Le souvenir de cette grande promesse s’est conservé ailleurs encore que dans le peuple de Dieu. Les païens ont des légendes où il est question d’un vainqueur du serpent [note 5]. Nous pouvons, nous, à la lumière de l’Evangile, fixer le sens de cette parole, dont l’accomplissement a déjà commencé.
L’homme avait été créé pour que Dieu pût se révéler dans la créature et élever celle-ci à la communion avec lui. Ce dessein éternel de l’amour divin paraissait être anéanti par le péché de l’homme et le triomphe de Satan sur nos premiers parents. Mais Dieu déclare qu’il ne renonce pas à le réaliser, et prend parti pour l’homme contre le séducteur. Satan a été pour cette fois le plus fort ; il recevra un jour le coup mortel de la main d’un homme. Il est, de toutes les créatures, la plus puissante et la plus rusée ; ce plus fort que lui doit donc être plus qu’une créature. Le Fils de Dieu lui-même peut seul être ce Sauveur ; mais il ne le sera qu’à la condition de partager les souffrances de la race humaine. Ce n’est pas par une parole magique ou par un acte de puissance, mais par les douleurs de la mort que l’ennemi sera vaincu. C’est la souffrance qui enlèvera le péché et affranchira l’homme de la puissance des ténèbres ; le Fils de Dieu lui-même ne sauvera qu’au prix de sa vie. Il brisera la tête du serpent ; mais en même temps celui-ci fera à son vainqueur une blessure mortelle. La mort, il est vrai, ne pourra le retenir ; car celui qui avait l’empire de la mort aura perdu sa puissance.

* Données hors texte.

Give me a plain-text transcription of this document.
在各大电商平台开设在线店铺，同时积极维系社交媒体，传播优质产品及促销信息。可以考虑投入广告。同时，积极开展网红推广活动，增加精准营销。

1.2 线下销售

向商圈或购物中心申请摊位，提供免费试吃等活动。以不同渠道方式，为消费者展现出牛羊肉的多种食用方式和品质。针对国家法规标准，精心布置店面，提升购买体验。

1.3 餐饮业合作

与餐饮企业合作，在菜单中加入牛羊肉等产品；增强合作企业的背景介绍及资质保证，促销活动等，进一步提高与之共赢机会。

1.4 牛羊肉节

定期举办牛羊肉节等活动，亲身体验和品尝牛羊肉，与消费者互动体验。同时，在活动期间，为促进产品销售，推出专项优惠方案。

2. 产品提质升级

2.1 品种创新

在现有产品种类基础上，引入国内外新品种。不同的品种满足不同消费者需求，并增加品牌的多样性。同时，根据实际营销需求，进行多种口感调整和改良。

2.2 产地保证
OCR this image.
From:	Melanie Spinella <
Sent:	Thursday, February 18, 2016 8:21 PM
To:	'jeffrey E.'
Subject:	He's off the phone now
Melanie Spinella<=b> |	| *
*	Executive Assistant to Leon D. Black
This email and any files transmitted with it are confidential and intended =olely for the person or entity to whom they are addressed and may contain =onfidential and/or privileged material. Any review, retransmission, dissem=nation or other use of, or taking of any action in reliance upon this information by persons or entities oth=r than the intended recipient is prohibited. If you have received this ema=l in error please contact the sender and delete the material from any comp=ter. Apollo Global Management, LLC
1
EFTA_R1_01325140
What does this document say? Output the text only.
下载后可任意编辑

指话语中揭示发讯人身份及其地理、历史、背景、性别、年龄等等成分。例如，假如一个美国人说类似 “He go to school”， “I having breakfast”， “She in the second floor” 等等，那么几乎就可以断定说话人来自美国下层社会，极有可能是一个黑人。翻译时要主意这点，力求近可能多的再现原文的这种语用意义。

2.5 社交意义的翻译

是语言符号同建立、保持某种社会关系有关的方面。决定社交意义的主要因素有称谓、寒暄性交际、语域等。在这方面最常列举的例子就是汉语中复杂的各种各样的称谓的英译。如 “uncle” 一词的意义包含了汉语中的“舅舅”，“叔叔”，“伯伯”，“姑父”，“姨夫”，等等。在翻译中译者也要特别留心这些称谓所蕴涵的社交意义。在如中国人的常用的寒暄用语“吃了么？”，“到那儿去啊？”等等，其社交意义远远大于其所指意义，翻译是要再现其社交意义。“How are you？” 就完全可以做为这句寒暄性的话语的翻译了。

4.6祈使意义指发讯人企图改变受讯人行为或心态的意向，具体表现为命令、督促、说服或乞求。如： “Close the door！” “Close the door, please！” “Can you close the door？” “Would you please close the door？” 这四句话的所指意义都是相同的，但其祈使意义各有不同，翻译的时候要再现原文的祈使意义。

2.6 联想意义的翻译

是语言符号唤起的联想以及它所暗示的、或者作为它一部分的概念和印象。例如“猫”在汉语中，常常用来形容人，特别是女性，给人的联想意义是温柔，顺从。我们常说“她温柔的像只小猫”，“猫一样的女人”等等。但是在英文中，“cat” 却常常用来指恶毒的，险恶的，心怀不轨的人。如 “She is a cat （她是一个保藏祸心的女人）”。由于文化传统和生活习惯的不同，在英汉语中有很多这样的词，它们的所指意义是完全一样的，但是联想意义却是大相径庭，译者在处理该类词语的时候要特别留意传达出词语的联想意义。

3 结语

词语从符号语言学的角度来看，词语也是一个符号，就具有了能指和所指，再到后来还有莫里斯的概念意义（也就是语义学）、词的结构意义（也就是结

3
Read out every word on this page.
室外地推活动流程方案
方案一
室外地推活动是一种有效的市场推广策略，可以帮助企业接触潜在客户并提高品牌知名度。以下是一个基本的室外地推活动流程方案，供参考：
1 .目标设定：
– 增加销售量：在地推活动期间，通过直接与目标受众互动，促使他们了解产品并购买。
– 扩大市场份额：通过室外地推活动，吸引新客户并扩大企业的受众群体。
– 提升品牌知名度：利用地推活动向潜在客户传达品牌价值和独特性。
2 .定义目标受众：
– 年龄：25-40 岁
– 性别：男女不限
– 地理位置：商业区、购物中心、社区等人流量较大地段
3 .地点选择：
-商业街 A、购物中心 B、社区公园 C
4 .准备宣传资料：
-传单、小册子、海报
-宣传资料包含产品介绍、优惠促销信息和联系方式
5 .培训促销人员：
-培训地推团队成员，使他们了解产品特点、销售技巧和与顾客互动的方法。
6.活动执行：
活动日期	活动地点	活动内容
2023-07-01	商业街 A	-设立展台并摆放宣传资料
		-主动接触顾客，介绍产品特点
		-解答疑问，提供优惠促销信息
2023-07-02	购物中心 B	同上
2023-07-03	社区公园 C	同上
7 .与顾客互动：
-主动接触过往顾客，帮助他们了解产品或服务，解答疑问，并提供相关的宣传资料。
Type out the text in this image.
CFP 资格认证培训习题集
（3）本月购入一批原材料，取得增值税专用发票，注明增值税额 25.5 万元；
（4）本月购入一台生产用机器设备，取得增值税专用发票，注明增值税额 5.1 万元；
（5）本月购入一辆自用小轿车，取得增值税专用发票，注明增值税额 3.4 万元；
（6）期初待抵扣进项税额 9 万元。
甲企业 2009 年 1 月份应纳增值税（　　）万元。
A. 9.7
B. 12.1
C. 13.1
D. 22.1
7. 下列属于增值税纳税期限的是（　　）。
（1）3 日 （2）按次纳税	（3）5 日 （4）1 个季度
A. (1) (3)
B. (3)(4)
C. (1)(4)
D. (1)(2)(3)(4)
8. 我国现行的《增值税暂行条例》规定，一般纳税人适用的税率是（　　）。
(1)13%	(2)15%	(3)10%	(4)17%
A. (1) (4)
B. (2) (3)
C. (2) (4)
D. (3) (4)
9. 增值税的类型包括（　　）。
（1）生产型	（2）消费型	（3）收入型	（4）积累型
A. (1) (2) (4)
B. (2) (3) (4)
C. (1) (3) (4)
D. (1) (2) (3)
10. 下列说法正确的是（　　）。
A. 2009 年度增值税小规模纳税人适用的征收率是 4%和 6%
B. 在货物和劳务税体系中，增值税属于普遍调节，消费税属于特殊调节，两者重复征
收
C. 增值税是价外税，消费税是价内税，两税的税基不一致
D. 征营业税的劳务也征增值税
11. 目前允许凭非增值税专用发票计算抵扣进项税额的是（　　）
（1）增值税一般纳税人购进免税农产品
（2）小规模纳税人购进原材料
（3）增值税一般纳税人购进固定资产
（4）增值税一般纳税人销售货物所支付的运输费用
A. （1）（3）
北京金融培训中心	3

Ainsi le mystère de la croix est déjà exprimé dans le Protévangiled ; cette antique parole s’est accomplie par la mort expiatoire de Jésus. Mais elle a un sens plus vaste encore. Le Fils de Dieu ne doit pas vaincre seulement dans sa propre personne, mais aussi dans celle des croyants. Satan a été frappé à mort sur Golgotha ; il ne s’en relèvera pas ; mais la pleine exécution de son jugement n’aura pas lieu sans le concours, et les souffrances des enfants de Dieu. La gloire de Dieu, c’est de triompher de la plus puissante des créatures, de Satan, par la plus faible, l’homme. Il y réussira. « Le Dieu de paix écrasera Satan sous vos pieds » (Romains 16.20 ; comp. Apocalypse 12.9 ; 20.1-3). Les vainqueurs sont ceux dont il est dit : « Ils ont vaincu par le sang de l’Agneau et par la parole du témoignage, et ils n’ont point aimé leur vie jusqu’à craindre la mort » (Apocalypse 12.11). Il faudra qu’ils prennent leur part des souffrances de Christ, qu’ils éprouvent quelque chose de la douleur que la morsure du serpent lui a causée. L’inimitié entre la semence de la femme et celle du serpent dure encore ; la haine est irréconciliable, la lutte sans trêve ; la souffrance des enfants de Dieu ne cesse point. Mais l’épreuve les conduit à la victoire. Le jugement prononcé sur l’adversaire sera exécuté. Plus grande aura été la douleur, plus vive sera la joie, quand le ciel et la terre seront délivrés de la présence de Satan, qu’il ne séduira plus les peuples et que Jésus-Christ jouira dans son royaume, avec ses saints, des doux fruits de ses souffrances et des leurs. Alors le paradis que Satan a détruit refleurira, et des biens meilleurs que ceux dont il a privé l’homme, s’offriront en abondance aux enfants de Dieu.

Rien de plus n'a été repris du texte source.